Technology Roundup –Alibaba fine signals another Chinese push to regulate tech firms; Back to the office? Google says not so fast

Published on: Dec 15, 2020
Author: Amy Liu

Alibaba fine signals another Chinese push to regulate tech firms

China continues to take a tougher stance on the country’s home-grown tech firms after intervening to halt Ant Group’s giant IPO last month.

While the penalties are small, Alibaba (NYSE:BABA), Tencent-backed China Literature (OTCPK:TCEHY), and Shenzhen Hive Box Technology were each fined 500,000 yuan ($76,463) by the State Administration for Market Regulation (SAMR) for not making the proper declarations to authorities about past acquisitions.

The SAMR also recently published draft rules looking to stop monopolistic practices by internet platforms in one of the most wide-sweeping proposals in China to regulate large tech companies.

Many of the businesses have grown largely unencumbered over the last few years, becoming ingrained in all aspects of everyday life in China.

BABA -1.4% premarket

Back to the office? Google says not so fast as it tests hybrid workforce model

Extending the remote work period for most of its staff due to the coronavirus pandemic, Google (GOOG, GOOGL) has pushed back the planned return to the office by a few months, to September 2021, NYT reports.

More importantly, the tech giant is laying out a “series of proposed changes that may substantially alter how its employees and people at other technology companies will work.”

In an email to the staff on Sunday night, CEO Sundar Pichai said the company will test the idea of a “flexible workweek” once it is safe to return to the office.

Under the pilot plan, employees would be expected to work at least three days a week in the office for “collaboration days” while working from home the other days.

“We are testing a hypothesis that a flexible work model will lead to greater productivity, collaboration, and well-being. No company at our scale has ever created a fully hybrid work force model – though a few are starting to test it – so it will be interesting to try.”

Nio slips 6% after pricing ADS offering at $39

Nio (NYSE:NIO) has priced its offering of 68M ADSs, each representing one Class A ordinary share at $39.00/ADS.

Underwriters’ over-allotment is an additional 10.2M ADSs.

Net proceeds will be used for research and development of new products and next generations of autonomous driving technologies, sales and service network expansion and market penetration and general corporate purposes.

Shares down 6% premarket.

The stock is up more than 600% in the past six months.

Google (GOOG) (GOOGL) stock holds firm with outages in Gmail, Google Docs, YouTube (update)

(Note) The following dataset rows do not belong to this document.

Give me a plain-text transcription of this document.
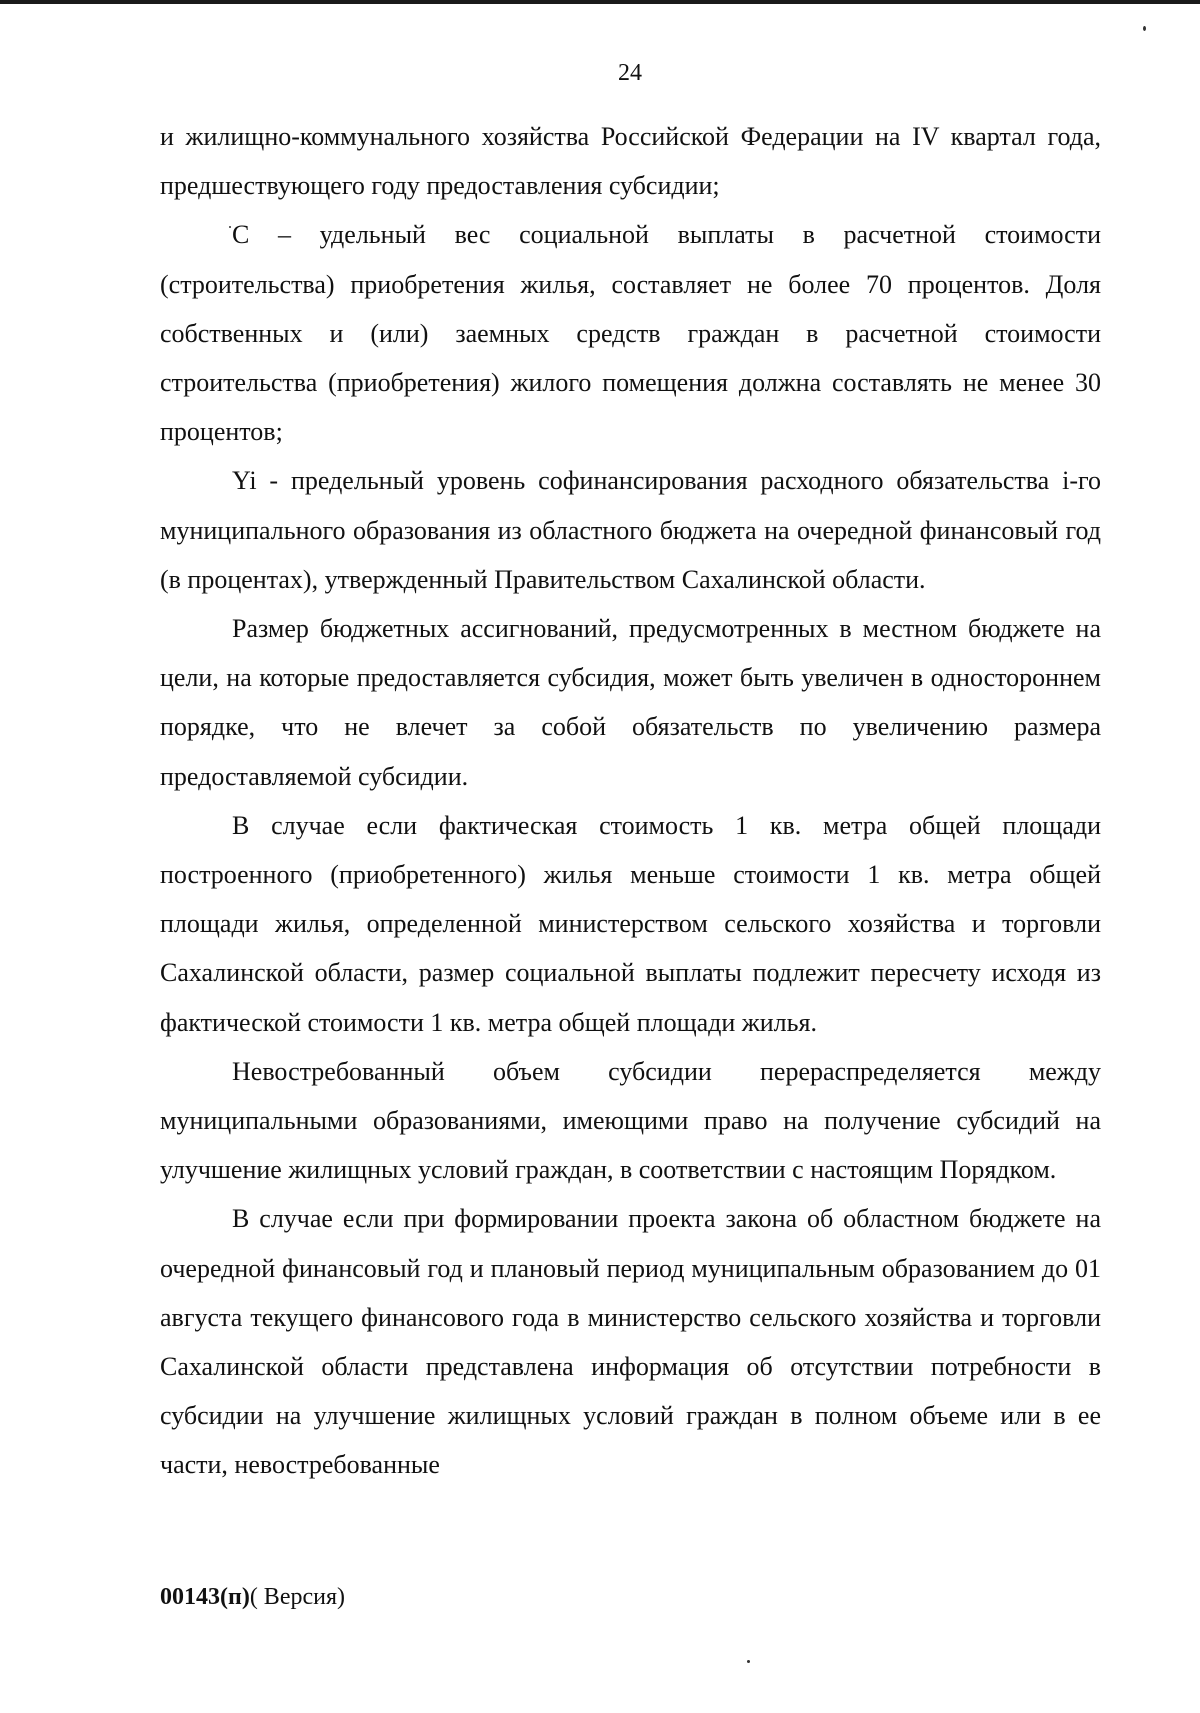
24

и жилищно-коммунального хозяйства Российской Федерации на IV квартал года, предшествующего году предоставления субсидии;

С – удельный вес социальной выплаты в расчетной стоимости (строительства) приобретения жилья, составляет не более 70 процентов. Доля собственных и (или) заемных средств граждан в расчетной стоимости строительства (приобретения) жилого помещения должна составлять не менее 30 процентов;

Yi - предельный уровень софинансирования расходного обязательства i-го муниципального образования из областного бюджета на очередной финансовый год (в процентах), утвержденный Правительством Сахалинской области.

Размер бюджетных ассигнований, предусмотренных в местном бюджете на цели, на которые предоставляется субсидия, может быть увеличен в одностороннем порядке, что не влечет за собой обязательств по увеличению размера предоставляемой субсидии.

В случае если фактическая стоимость 1 кв. метра общей площади построенного (приобретенного) жилья меньше стоимости 1 кв. метра общей площади жилья, определенной министерством сельского хозяйства и торговли Сахалинской области, размер социальной выплаты подлежит пересчету исходя из фактической стоимости 1 кв. метра общей площади жилья.

Невостребованный объем субсидии перераспределяется между муниципальными образованиями, имеющими право на получение субсидий на улучшение жилищных условий граждан, в соответствии с настоящим Порядком.

В случае если при формировании проекта закона об областном бюджете на очередной финансовый год и плановый период муниципальным образованием до 01 августа текущего финансового года в министерство сельского хозяйства и торговли Сахалинской области представлена информация об отсутствии потребности в субсидии на улучшение жилищных условий граждан в полном объеме или в ее части, невостребованные

00143(п)( Версия)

Update: Google says on its status page at 7:47 a.m. ET: “Gmail service has already been restored for some users, and we expect a resolution for all users in the near future. Please note this time frame is an estimate and may change. The affected users are unable to access Gmail.”

Alphabet (NASDAQ:GOOG) (NASDAQ:GOOGL) is seeing widespread outages of services this morning.

Users are having problems accessing services like Gmail, Google Assistant and watching videos on YouTube, according to Downdetector.

The problems with Gmail started at 6:40 a.m. ET, The Verge reports.

Google now notes on its status page: “We’re aware of a problem with Gmail affecting a majority of users. The affected users are unable to access Gmail. We will provide an update by 14/12/2020 07:12 detailing when we expect to resolve the problem. Please note that this resolution time is an estimate and may change.”

Shares -0.1% premarket and are up 17% in the last three months.

Huya shares dip as Chinese antitrust watchdog probes DouYu deal

China’s State Administration for Market Regulation says it’s reviewing the proposed acquisition of DouYu (NASDAQ:DOYU) by Huya (NYSE:HUYA).

A Huya spokesperson tells Bloomberg the company has applied to the regulator for a review and will cooperate with the process.

Tencent (OTCPK:TCEHY,OTCPK:TCTZF) is a stakeholder in both companies and would hold 68% of the combined entity’s voting power.

The regulator also announced hitting a Tencent affiliate and Alibaba (NYSE:BABA) $76,500 each over failures to disclose past acquisitions. The fines are small but represent SAMR’s growing crackdown on the tech industry.

In October, Huya and DouYu had announced the deal was expected to close in H1 2021.

HUYA ADRs are down 2.7% pre-market and DOYU is down 1.6%. Alibaba is down 1.6%.